THE ENVIRONMENT IS NOT AN EXTERNALITY: THE CIRCULAR ECONOMY AND THE TAX WORKING GROUP

Abstract

The final report of New Zealand’s Tax Working Group (‘TWG’) is unusual for this type of inquiry. Rather than restricting its consideration to equity, efficiency and other usual tax criteria in the context of the existing economy, the TWG final report signalled aspirations for a paradigmatic shift in the way the economy is constituted and functions. As well as seeking to incorporate Te Ao Māori (a Māori worldview) and Treasury’s Living Standards Framework, the TWG embraced the radical environmentalism of the circular economy model.
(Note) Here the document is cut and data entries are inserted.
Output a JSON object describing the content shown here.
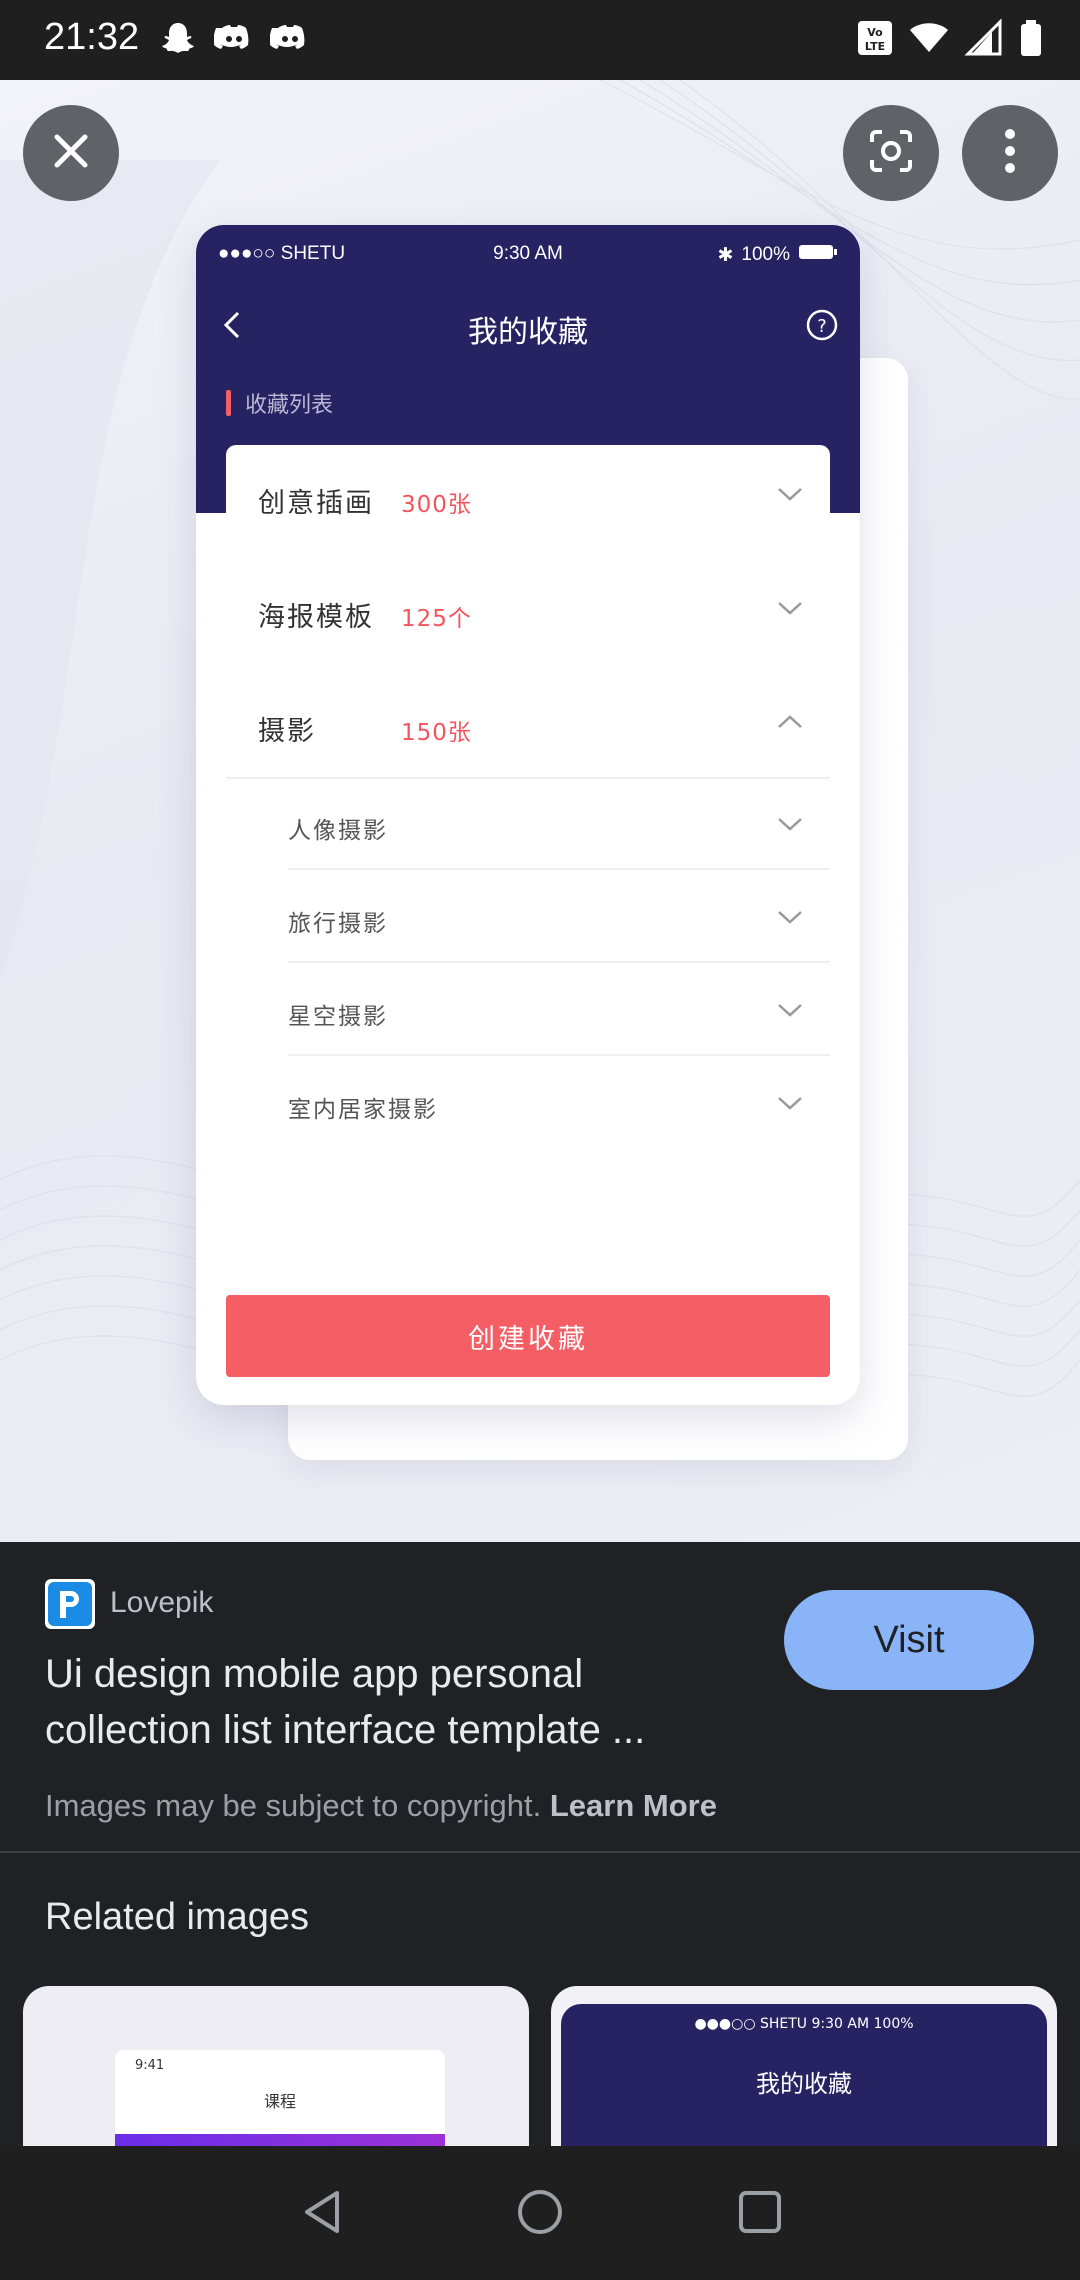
{
  "status_bar": {
    "time": "21:32"
  },
  "mockup": {
    "carrier": "●●●○○ SHETU",
    "time": "9:30 AM",
    "battery": "100%",
    "title": "我的收藏",
    "section": "收藏列表",
    "rows": [
      {
        "label": "创意插画",
        "count": "300张",
        "expanded": false
      },
      {
        "label": "海报模板",
        "count": "125个",
        "expanded": false
      },
      {
        "label": "摄影",
        "count": "150张",
        "expanded": true
      }
    ],
    "sub_items": [
      "人像摄影",
      "旅行摄影",
      "星空摄影",
      "室内居家摄影"
    ],
    "create_button": "创建收藏",
    "accent": "#f45e64",
    "header_color": "#272363"
  },
  "result": {
    "source": "Lovepik",
    "visit_label": "Visit",
    "title": "Ui design mobile app personal collection list interface template ...",
    "copyright": "Images may be subject to copyright.",
    "learn_more": "Learn More"
  },
  "related": {
    "title": "Related images",
    "cards": [
      {
        "time": "9:41",
        "title": "课程"
      },
      {
        "status": "●●●○○ SHETU   9:30 AM   100%",
        "title": "我的收藏"
      }
    ]
  },
  "icons": [
    "snapchat-icon",
    "discord-icon",
    "volte-icon",
    "wifi-icon",
    "signal-icon",
    "battery-icon",
    "close-icon",
    "lens-icon",
    "more-vert-icon",
    "back-icon",
    "home-icon",
    "recents-icon"
  ]
}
As the 2030 achievement target for the United Nations Sustainable Development Goals (‘SDGs’) draws closer, it is increasingly pertinent for policy advisors to ensure their proposals and recommendations align with the SDG ethos. Tax policy is no exception, and the TWG’s explicit consideration of sustainability, wellbeing and the circular economy may suggest an attempt to take New Zealand’s commitment to the SDGs seriously. However, despite its espousal of these features, the TWG’s recommendations for the greening of taxation were modest.

This article considers what the key features of a tax system for a circular economy might be, and assesses the TWG’s recommendations against that model. Particular attention is paid to the New Zealand context, including an economy that is currently greatly dependent on the export of primary products, notably dairy.